Displaced, people languish along roadsides, under flyovers in Delhi

Amid the flooding woes, there was no let-up in the ongoing tussle between the Delhi government and the bureaucrats over arrangements in the relief camps in the national capital

Updated - July 16, 2023 11:36 am IST

Published - July 16, 2023 01:28 am IST - New Delhi

Floodwaters at the Yamuna Bazar area on Saturday.

Floodwaters at the Yamuna Bazar area on Saturday. | Photo Credit: SUSHIL KUMAR VERMA

For Premi Devi, a refugee from Pakistan’s Sindh Province who is currently lodged in a government relief camp near the Signature Bridge after Yamuna waters washed away her house on Sunday night, life hasn’t been easy. Displaced from her ‘home’ for a second time in less than five years, she is now swamped by a new worry – finding a toilet every time she and her daughters need to use it.

With no portable toilets made available for the families living in about 15-17 tents in the camp, Ms. Devi says, “We risk our lives and go to the forest area nearby when no one is watching.” Taking a bath is even more difficult. “We go behind our tents and bathe with our clothes on. What to do?” she says.

Ms. Devi, along with 61 more families, used to reside in the Yamuna floodplains under the Signature Bridge up until the floods came. But after moving to the relief camp, the unhygienic conditions and lack of basic amenities have only increased their problems.

People at a relief camp in Mori Gate.

People at a relief camp in Mori Gate. | Photo Credit: SUSHIL KUMAR VERMA

Mounting woes

A few kilometres away at the Nursery Pusta relief camp under a flyover near Mayur Vihar Phase-I, about 4,000 people have been sleeping on the road in tents. But not everybody is lucky enough. Some are just managing to survive with a thin sheet of plastic above their heads. “Government authorities and NGOs are proving food, drinking water and medicines, but we have got only a tent and a thin mat on the road in the name of shelter here,” says Ganga Dayal, one of the many vegetable farmers from the floodplains living in the camp.

“Even the mat is not there in so many tents . Some of us are using our cots that we saved from the flood,” says his wife, Parvati Devi. While there are a few portable toilets in this camp, many say that the number of people using them is too high and they are “very dirty”. “Most people just go somewhere under the flyover,” says Mr. Dayal.

Also Read | As Yamuna river level in Delhi continues to rise, water supply hit, schools shut

Mayur Vihar Executive Magistrate Vinod Kumar, who has been managing the camp, says that he is aware of the problem.
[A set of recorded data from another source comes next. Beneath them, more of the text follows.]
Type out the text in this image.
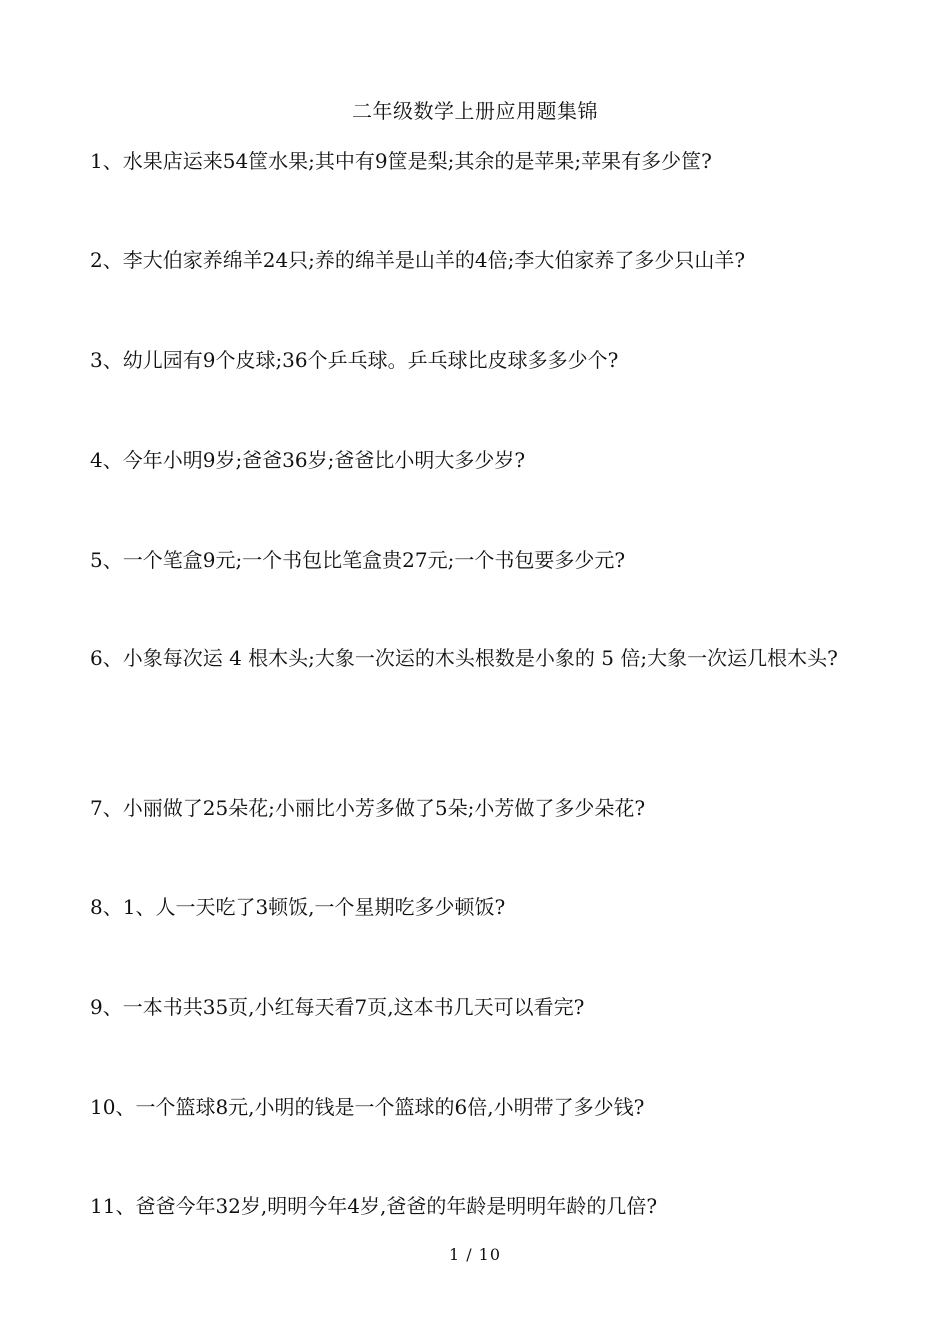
二年级数学上册应用题集锦
1、水果店运来54筐水果;其中有9筐是梨;其余的是苹果;苹果有多少筐?
2、李大伯家养绵羊24只;养的绵羊是山羊的4倍;李大伯家养了多少只山羊?
3、幼儿园有9个皮球;36个乒乓球。乒乓球比皮球多多少个?
4、今年小明9岁;爸爸36岁;爸爸比小明大多少岁?
5、一个笔盒9元;一个书包比笔盒贵27元;一个书包要多少元?
6、小象每次运 4 根木头;大象一次运的木头根数是小象的 5 倍;大象一次运几根木头?
7、小丽做了25朵花;小丽比小芳多做了5朵;小芳做了多少朵花?
8、1、人一天吃了3顿饭,一个星期吃多少顿饭?
9、一本书共35页,小红每天看7页,这本书几天可以看完?
10、一个篮球8元,小明的钱是一个篮球的6倍,小明带了多少钱?
11、爸爸今年32岁,明明今年4岁,爸爸的年龄是明明年龄的几倍?
1 / 10
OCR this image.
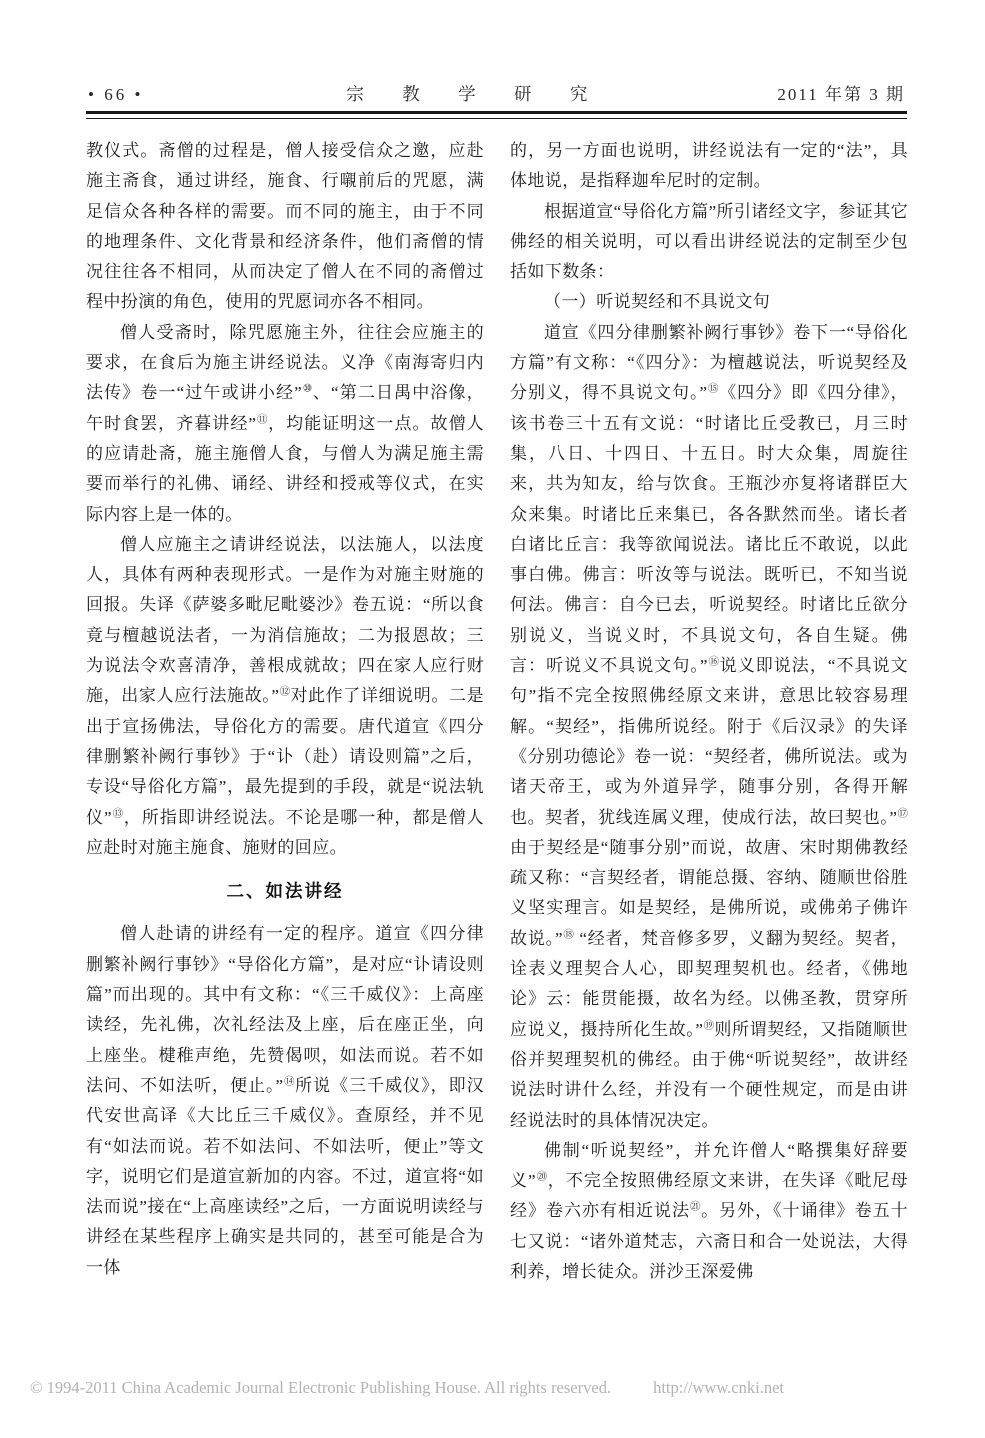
• 66 •	宗 教 学 研 究	2011 年第 3 期

教仪式。斋僧的过程是，僧人接受信众之邀，应赴施主斋食，通过讲经，施食、行嚫前后的咒愿，满足信众各种各样的需要。而不同的施主，由于不同的地理条件、文化背景和经济条件，他们斋僧的情况往往各不相同，从而决定了僧人在不同的斋僧过程中扮演的角色，使用的咒愿词亦各不相同。

僧人受斋时，除咒愿施主外，往往会应施主的要求，在食后为施主讲经说法。义净《南海寄归内法传》卷一“过午或讲小经”⑩、“第二日禺中浴像，午时食罢，齐暮讲经”⑪，均能证明这一点。故僧人的应请赴斋，施主施僧人食，与僧人为满足施主需要而举行的礼佛、诵经、讲经和授戒等仪式，在实际内容上是一体的。

僧人应施主之请讲经说法，以法施人，以法度人，具体有两种表现形式。一是作为对施主财施的回报。失译《萨婆多毗尼毗婆沙》卷五说：“所以食竟与檀越说法者，一为消信施故；二为报恩故；三为说法令欢喜清净，善根成就故；四在家人应行财施，出家人应行法施故。”⑫对此作了详细说明。二是出于宣扬佛法，导俗化方的需要。唐代道宣《四分律删繁补阙行事钞》于“讣（赴）请设则篇”之后，专设“导俗化方篇”，最先提到的手段，就是“说法轨仪”⑬，所指即讲经说法。不论是哪一种，都是僧人应赴时对施主施食、施财的回应。

二、如法讲经

僧人赴请的讲经有一定的程序。道宣《四分律删繁补阙行事钞》“导俗化方篇”，是对应“讣请设则篇”而出现的。其中有文称：“《三千威仪》：上高座读经，先礼佛，次礼经法及上座，后在座正坐，向上座坐。楗稚声绝，先赞偈呗，如法而说。若不如法问、不如法听，便止。”⑭所说《三千威仪》，即汉代安世高译《大比丘三千威仪》。查原经，并不见有“如法而说。若不如法问、不如法听，便止”等文字，说明它们是道宣新加的内容。不过，道宣将“如法而说”接在“上高座读经”之后，一方面说明读经与讲经在某些程序上确实是共同的，甚至可能是合为一体

的，另一方面也说明，讲经说法有一定的“法”，具体地说，是指释迦牟尼时的定制。

根据道宣“导俗化方篇”所引诸经文字，参证其它佛经的相关说明，可以看出讲经说法的定制至少包括如下数条：

（一）听说契经和不具说文句

道宣《四分律删繁补阙行事钞》卷下一“导俗化方篇”有文称：“《四分》：为檀越说法，听说契经及分别义，得不具说文句。”⑮《四分》即《四分律》，该书卷三十五有文说：“时诸比丘受教已，月三时集，八日、十四日、十五日。时大众集，周旋往来，共为知友，给与饮食。王瓶沙亦复将诸群臣大众来集。时诸比丘来集已，各各默然而坐。诸长者白诸比丘言：我等欲闻说法。诸比丘不敢说，以此事白佛。佛言：听汝等与说法。既听已，不知当说何法。佛言：自今已去，听说契经。时诸比丘欲分别说义，当说义时，不具说文句，各自生疑。佛言：听说义不具说文句。”⑯说义即说法，“不具说文句”指不完全按照佛经原文来讲，意思比较容易理解。“契经”，指佛所说经。附于《后汉录》的失译《分别功德论》卷一说：“契经者，佛所说法。或为诸天帝王，或为外道异学，随事分别，各得开解也。契者，犹线连属义理，使成行法，故曰契也。”⑰由于契经是“随事分别”而说，故唐、宋时期佛教经疏又称：“言契经者，谓能总摄、容纳、随顺世俗胜义坚实理言。如是契经，是佛所说，或佛弟子佛许故说。”⑱ “经者，梵音修多罗，义翻为契经。契者，诠表义理契合人心，即契理契机也。经者，《佛地论》云：能贯能摄，故名为经。以佛圣教，贯穿所应说义，摄持所化生故。”⑲则所谓契经，又指随顺世俗并契理契机的佛经。由于佛“听说契经”，故讲经说法时讲什么经，并没有一个硬性规定，而是由讲经说法时的具体情况决定。

佛制“听说契经”，并允许僧人“略撰集好辞要义”⑳，不完全按照佛经原文来讲，在失译《毗尼母经》卷六亦有相近说法$^㉑$。另外，《十诵律》卷五十七又说：“诸外道梵志，六斋日和合一处说法，大得利养，增长徒众。洴沙王深爱佛

© 1994-2011 China Academic Journal Electronic Publishing House. All rights reserved.	http://www.cnki.net
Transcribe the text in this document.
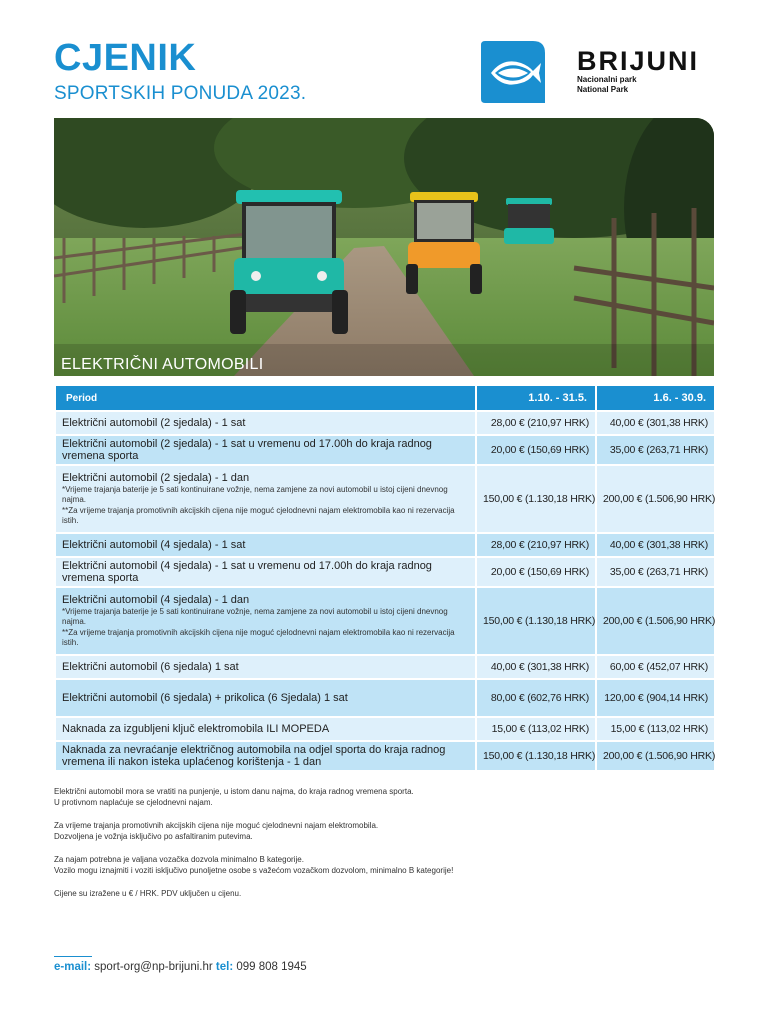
CJENIK
SPORTSKIH PONUDA 2023.
BRIJUNI
Nacionalni park
National Park
ELEKTRIČNI AUTOMOBILI
Period	1.10. - 31.5.	1.6. - 30.9.
Električni automobil (2 sjedala) - 1 sat	28,00 € (210,97 HRK)	40,00 € (301,38 HRK)
Električni automobil (2 sjedala) - 1 sat u vremenu od 17.00h do kraja radnog vremena sporta	20,00 € (150,69 HRK)	35,00 € (263,71 HRK)
Električni automobil (2 sjedala) - 1 dan
*Vrijeme trajanja baterije je 5 sati kontinuirane vožnje, nema zamjene za novi automobil u istoj cijeni dnevnog najma.
**Za vrijeme trajanja promotivnih akcijskih cijena nije moguć cjelodnevni najam elektromobila kao ni rezervacija istih.	150,00 € (1.130,18 HRK)	200,00 € (1.506,90 HRK)
Električni automobil (4 sjedala) - 1 sat	28,00 € (210,97 HRK)	40,00 € (301,38 HRK)
Električni automobil (4 sjedala) - 1 sat u vremenu od 17.00h do kraja radnog vremena sporta	20,00 € (150,69 HRK)	35,00 € (263,71 HRK)
Električni automobil (4 sjedala) - 1 dan
*Vrijeme trajanja baterije je 5 sati kontinuirane vožnje, nema zamjene za novi automobil u istoj cijeni dnevnog najma.
**Za vrijeme trajanja promotivnih akcijskih cijena nije moguć cjelodnevni najam elektromobila kao ni rezervacija istih.	150,00 € (1.130,18 HRK)	200,00 € (1.506,90 HRK)
Električni automobil (6 sjedala) 1 sat	40,00 € (301,38 HRK)	60,00 € (452,07 HRK)
Električni automobil (6 sjedala) + prikolica (6 Sjedala) 1 sat	80,00 € (602,76 HRK)	120,00 € (904,14 HRK)
Naknada za izgubljeni ključ elektromobila ILI MOPEDA	15,00 € (113,02 HRK)	15,00 € (113,02 HRK)
Naknada za nevraćanje električnog automobila na odjel sporta do kraja radnog vremena ili nakon isteka uplaćenog korištenja - 1 dan	150,00 € (1.130,18 HRK)	200,00 € (1.506,90 HRK)

Električni automobil mora se vratiti na punjenje, u istom danu najma, do kraja radnog vremena sporta.
U protivnom naplaćuje se cjelodnevni najam.

Za vrijeme trajanja promotivnih akcijskih cijena nije moguć cjelodnevni najam elektromobila.
Dozvoljena je vožnja isključivo po asfaltiranim putevima.

Za najam potrebna je valjana vozačka dozvola minimalno B kategorije.
Vozilo mogu iznajmiti i voziti isključivo punoljetne osobe s važećom vozačkom dozvolom, minimalno B kategorije!

Cijene su izražene u € / HRK. PDV uključen u cijenu.

e-mail: sport-org@np-brijuni.hr tel: 099 808 1945
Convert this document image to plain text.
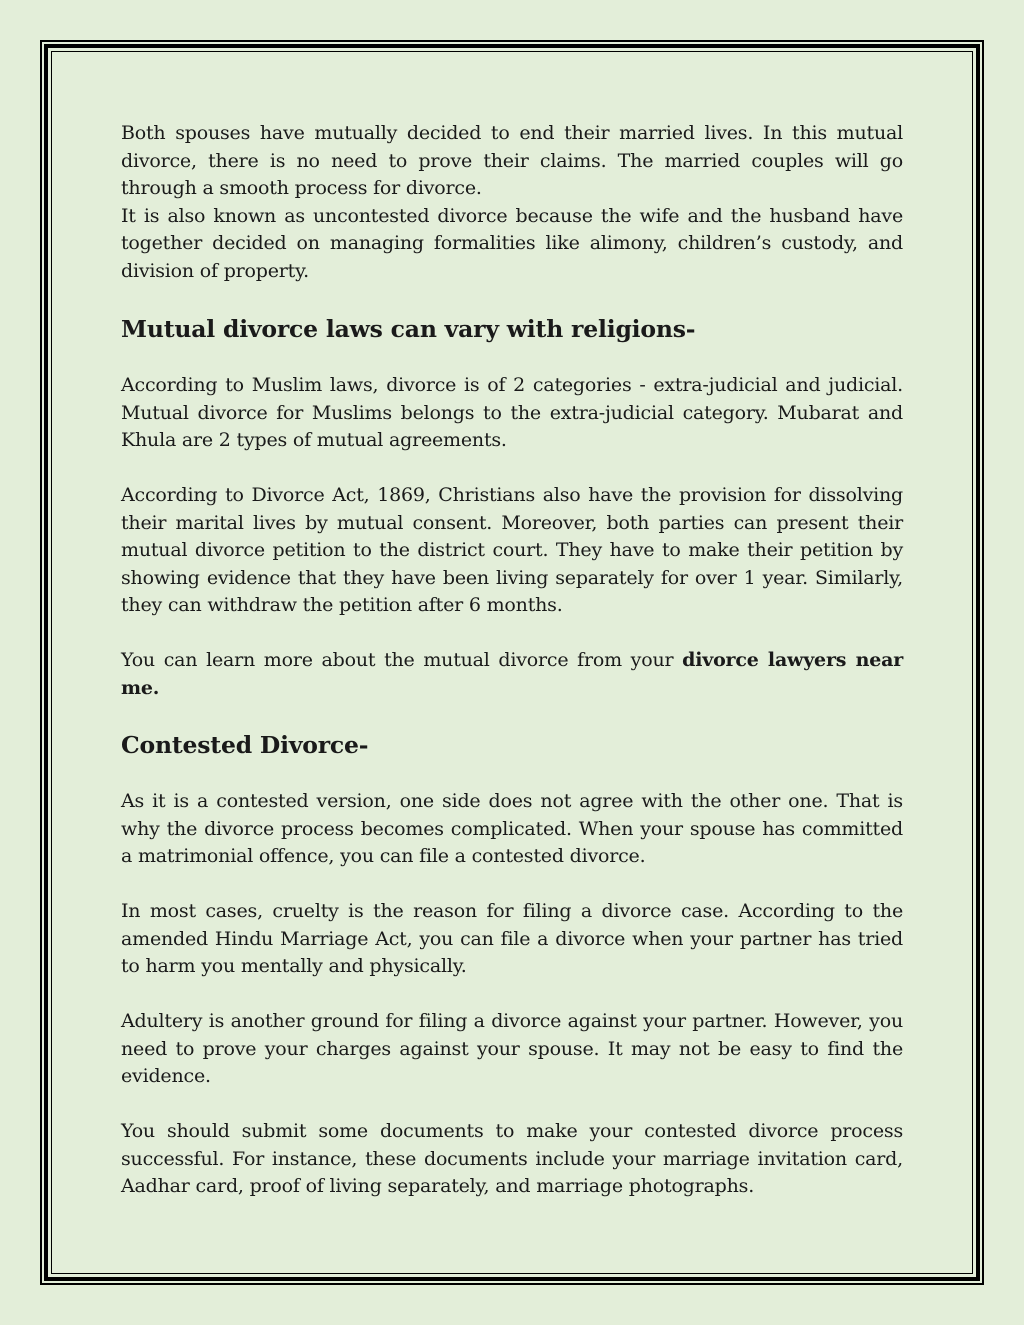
Both spouses have mutually decided to end their married lives. In this mutual divorce, there is no need to prove their claims. The married couples will go through a smooth process for divorce.

It is also known as uncontested divorce because the wife and the husband have together decided on managing formalities like alimony, children’s custody, and division of property.

Mutual divorce laws can vary with religions-

According to Muslim laws, divorce is of 2 categories - extra-judicial and judicial. Mutual divorce for Muslims belongs to the extra-judicial category. Mubarat and Khula are 2 types of mutual agreements.

According to Divorce Act, 1869, Christians also have the provision for dissolving their marital lives by mutual consent. Moreover, both parties can present their mutual divorce petition to the district court. They have to make their petition by showing evidence that they have been living separately for over 1 year. Similarly, they can withdraw the petition after 6 months.

You can learn more about the mutual divorce from your divorce lawyers near me.

Contested Divorce-

As it is a contested version, one side does not agree with the other one. That is why the divorce process becomes complicated. When your spouse has committed a matrimonial offence, you can file a contested divorce.

In most cases, cruelty is the reason for filing a divorce case. According to the amended Hindu Marriage Act, you can file a divorce when your partner has tried to harm you mentally and physically.

Adultery is another ground for filing a divorce against your partner. However, you need to prove your charges against your spouse. It may not be easy to find the evidence.

You should submit some documents to make your contested divorce process successful. For instance, these documents include your marriage invitation card, Aadhar card, proof of living separately, and marriage photographs.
He, however, cites the lack of availability of portable toilets with the authorities.

Officials at the camp also say that the people were asked to move to a nearby government school but they refused. Anil Banka, District Magistrate (East), says, “On Friday night, we arranged over 50 buses and requested people to move out but nobody came. Most people here don’t want to leave their cattle and other belongings, and want to stay close to their slums.”

“How can we leave our cattle here with nobody to protect them? And what if when we are gone, the government demolishes our slums,” says Om Pal, another resident of the camp.

Slightly better off

However, the conditions look relatively better at a shelter inside the government’s Sarvodya Vidyalaya at Mori Gate with people having access to school toilets and bathrooms. People at the camp say that they are being regularly cleaned.

Also Read | As Yamuna River water level recedes, focus shifts to relief camps

Amid the piling crisis, there, however, was no let-up in the ongoing tussle between the Delhi government and the bureaucrats over arrangements in the relief camps on Saturday as Cabinet Minister Atishi wrote to Chief Secretary Naresh Kumar alleging that senior officials have not been responding to her.

“Since yesterday [Friday] there have been complaints regarding the lack of facilities in the relief camps — shortage of water and toilets, no electricity, poor quality of food etc. I have been trying to get in touch with the Divisional Commissioner (Revenue) since morning but he is not answering my phone calls or responding to my messages,” she wrote, directing Mr. Kumar to ensure facilities in relief camps and take action against officials showing laxity.